Here we highlight two antibody papers, one from the past one more recent. The more recent one talks about developing an affinity maturation model. The older one is a refresher on the Developability Index — how to computationally harness hydrophobicity and accessible surface areas to predict aggregation.

Mouse antibody maturation model — the most expanded (common) clones might not be the ones with highest affinities here (van Kampen lab). The authors of the paper define a model of affinity maturation. The main take-home message of the paper is that the ‘most expanded’ clones might not be the ones with highest affinity — expanded clones are assumed to be the ones ‘responding’ to the antigenic challenge. The model is based on Ordinary Differential Equations, tracing cell fate in a germinal center. The model was compared to experimental expansion data from lymph nodes for accuracy. In each such model one needs to assume a lot of parameters, such as which day post-immunization do we start somatic hypermuatation? The paper is a very nice example of a model of maturation and a good starting point for tracing references citing germinal center biology and numbers for parameters used for models (also the general canon of construction of such models!).

Developability index here. (Trout lab at MIT). The authors touch on a very important subject of antibody developability: after you produced your ab binder, does it have physicochemical characteristics which are suitable to carry on with it as a therapeutic. Such characteristics include stability, expression yields and aggregation propensity. Aggregation propensity is one of the most important factors here as it affects the pharmacokinetics of the drug as well as shelf life. In this manuscript, authors address attempt to predict the aggregation propensity of antibodies. As background data, they use twelve antibodies whose long term stability has been measured over several years. To develop a computational method to predict antibody aggregation propensity, they use a score which combines hydrophobicity and electrostatic factors. The hydrophobicity is an adapted SAP score which the authors developed previously, and whose main parameters are the exposed residue area and hydrophobicity of the residue as defined by Black and Mould. The electrostatics are calculated using PROPKA. Since combining the scores into a predictive model involved parametrization, they use seven of the antibodies to adjust the coefficients. They use the rest to demonstrate that their model has predictive power. Calculation of their models requires a structure of an antibody which they obtain using WAM. Take home messages? It is a nice dataset to play with aggregation prediction and it demonstrates how to calculate electrostatics and hydrophobicity of a molecule.

 

Interesting Antibody Papers

This time round, one older paper, one recent paper. The older one talks about estimating how many H3s can there be in a human body based on sequencing of two individuals (they cap it at 9 million — not that much!). The more recent one is an attempt to define what makes a good antibody in terms of its developability properties (a battery of biophys assays on 150 therapeutic antibodies- amazing dataset to work with).

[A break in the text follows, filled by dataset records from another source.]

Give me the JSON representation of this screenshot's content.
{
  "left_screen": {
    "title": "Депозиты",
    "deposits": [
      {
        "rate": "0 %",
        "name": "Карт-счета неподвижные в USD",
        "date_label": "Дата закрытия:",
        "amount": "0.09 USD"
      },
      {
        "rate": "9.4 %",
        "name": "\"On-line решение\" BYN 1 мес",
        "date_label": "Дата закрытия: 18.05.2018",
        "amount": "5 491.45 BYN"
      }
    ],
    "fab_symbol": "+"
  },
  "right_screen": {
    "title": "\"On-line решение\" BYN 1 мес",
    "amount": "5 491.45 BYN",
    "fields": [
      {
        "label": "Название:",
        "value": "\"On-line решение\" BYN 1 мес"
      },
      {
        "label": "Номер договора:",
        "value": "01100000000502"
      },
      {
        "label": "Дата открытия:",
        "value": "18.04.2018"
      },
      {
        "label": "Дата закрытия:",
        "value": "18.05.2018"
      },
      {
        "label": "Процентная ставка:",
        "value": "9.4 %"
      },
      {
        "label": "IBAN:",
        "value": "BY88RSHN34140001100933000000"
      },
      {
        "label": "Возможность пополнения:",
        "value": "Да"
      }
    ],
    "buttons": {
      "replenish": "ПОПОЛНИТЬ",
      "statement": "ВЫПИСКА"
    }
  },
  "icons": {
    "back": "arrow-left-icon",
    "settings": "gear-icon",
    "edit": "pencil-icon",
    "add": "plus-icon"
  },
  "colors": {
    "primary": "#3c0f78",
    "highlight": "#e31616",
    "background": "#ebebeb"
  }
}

High resolution description of antibody heavy chain repertoires in (two) humans (Koralov lab at NYU). Here. Two individuals were sequenced and their VDJ frequencies measured. It is widely believed that the VDJ recombination events are largely independent and random. Here however they demonstrate some biases/interplay between the D and J regions. Since H3 falls on the VDJ junction, it might suggest that it affects the total choice of H3. Another quite important point is that they compared the productive vs nonproductive sequences (out of frame or with stop codons). If there were significant differences between the VDJ frequencies of productive vs nonproductive sequences, it would suggest selection at the VDJ frequency stage. However they do not see any significant differences here suggesting that VDJ combinations have little bearing on this initial selection step. Finally, they estimate the number of H3 in repertoire. The technique is interesting — they sample 1000 H3s from their set and see how many unique sequences it contributes. Each next sample contributes less and less unique sequences which leads to a log-decay curve. By doing so they get a rough estimate of when there will be no more new sequences added and hence an estimate of diversity (think why do this rather than counting the number of uniques!). They allow themselves to extrapolate this estimate to the whole organism by multiplying their blood sample by the total human body volume — they motivate this extrapolation by the fact that there were precious little overlaps between the two human subjects.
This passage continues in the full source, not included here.